Virtual metrology for 3D vertical stacking processes in semiconductor manufacturing

Current 2D planar NAND has its limitation for expanding capacity due to the performance and reliability intrinsic characterization will be impacted as device scaling below the 20nm technology node. Such as write bits error, data retention and read disturb, etc. Continued scaling increases the effect of cell-to-cell interference, which widens the program state width. 3D vertical stacking memory cells provide an innovative solution to boost the data-storage capacity of a chip without increasing its physical footprint. [1-2] From study of G.Y.Lee [3], traditional ex-situ furnace processes are no longer to serve 3D stacking device with over 32 pairs of oxide/nitride (ON) or oxide/doped polysilicon (OP) multilayer stacking NAND flash structure, it requires switching chambers for depositing each layer.
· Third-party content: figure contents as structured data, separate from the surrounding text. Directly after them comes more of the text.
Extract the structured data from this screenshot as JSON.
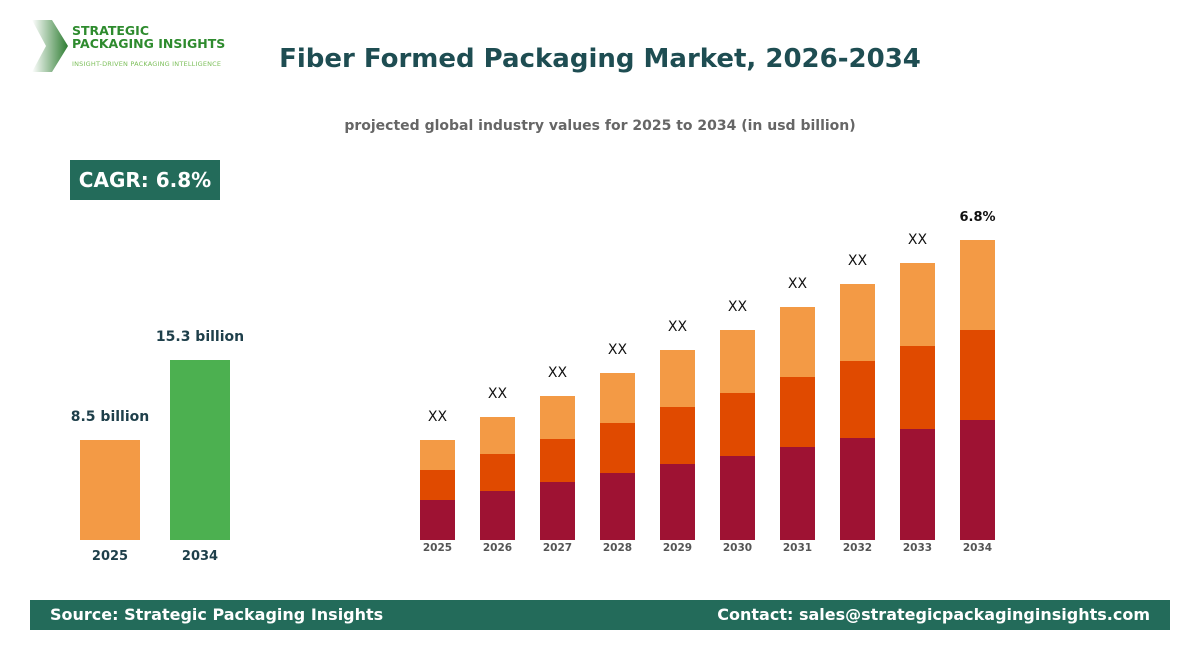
{
  "logo": {
    "name_line1": "STRATEGIC",
    "name_line2": "PACKAGING INSIGHTS",
    "tagline": "INSIGHT-DRIVEN PACKAGING INTELLIGENCE"
  },
  "header": {
    "title": "Fiber Formed Packaging Market, 2026-2034",
    "subtitle": "projected global industry values for 2025 to 2034 (in usd billion)"
  },
  "cagr_badge": "CAGR: 6.8%",
  "colors": {
    "teal": "#236B5A",
    "green": "#4CB050",
    "light_orange": "#F39A45",
    "orange": "#E04A00",
    "crimson": "#9E1233"
  },
  "chart_data": [
    {
      "type": "bar",
      "categories": [
        "2025",
        "2034"
      ],
      "values": [
        8.5,
        15.3
      ],
      "data_labels": [
        "8.5 billion",
        "15.3 billion"
      ],
      "colors": [
        "#F39A45",
        "#4CB050"
      ]
    },
    {
      "type": "bar",
      "stacked": true,
      "categories": [
        "2025",
        "2026",
        "2027",
        "2028",
        "2029",
        "2030",
        "2031",
        "2032",
        "2033",
        "2034"
      ],
      "series": [
        {
          "color": "#9E1233",
          "values": [
            40,
            49,
            58,
            67,
            76,
            84,
            93,
            102,
            111,
            120
          ]
        },
        {
          "color": "#E04A00",
          "values": [
            30,
            37,
            43,
            50,
            57,
            63,
            70,
            77,
            83,
            90
          ]
        },
        {
          "color": "#F39A45",
          "values": [
            30,
            37,
            43,
            50,
            57,
            63,
            70,
            77,
            83,
            90
          ]
        }
      ],
      "data_labels": [
        "XX",
        "XX",
        "XX",
        "XX",
        "XX",
        "XX",
        "XX",
        "XX",
        "XX",
        "6.8%"
      ],
      "axes": "none",
      "grid": false
    }
  ],
  "footer": {
    "source": "Source: Strategic Packaging Insights",
    "contact": "Contact: sales@strategicpackaginginsights.com"
  }
}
They proposed to use in-situ, single-wafer sequence for depositing all layers in one chamber without breaking vacuum, and further suggest single wafer Plasma-Enhanced-Chemical-Vapor-Deposition (PECVD) process is the most feasible solution for this application. However, the thickness and uniformity in the complexity of ON or OP in-situ multilayer stacking processes are hard to monitor under in-line or off-line conditions. P. Kang [4-5] and S.A. Lynn [6] found the VM model can be built up by implementing the linear regression, support vector regression and multiple linear regressions for process improvement.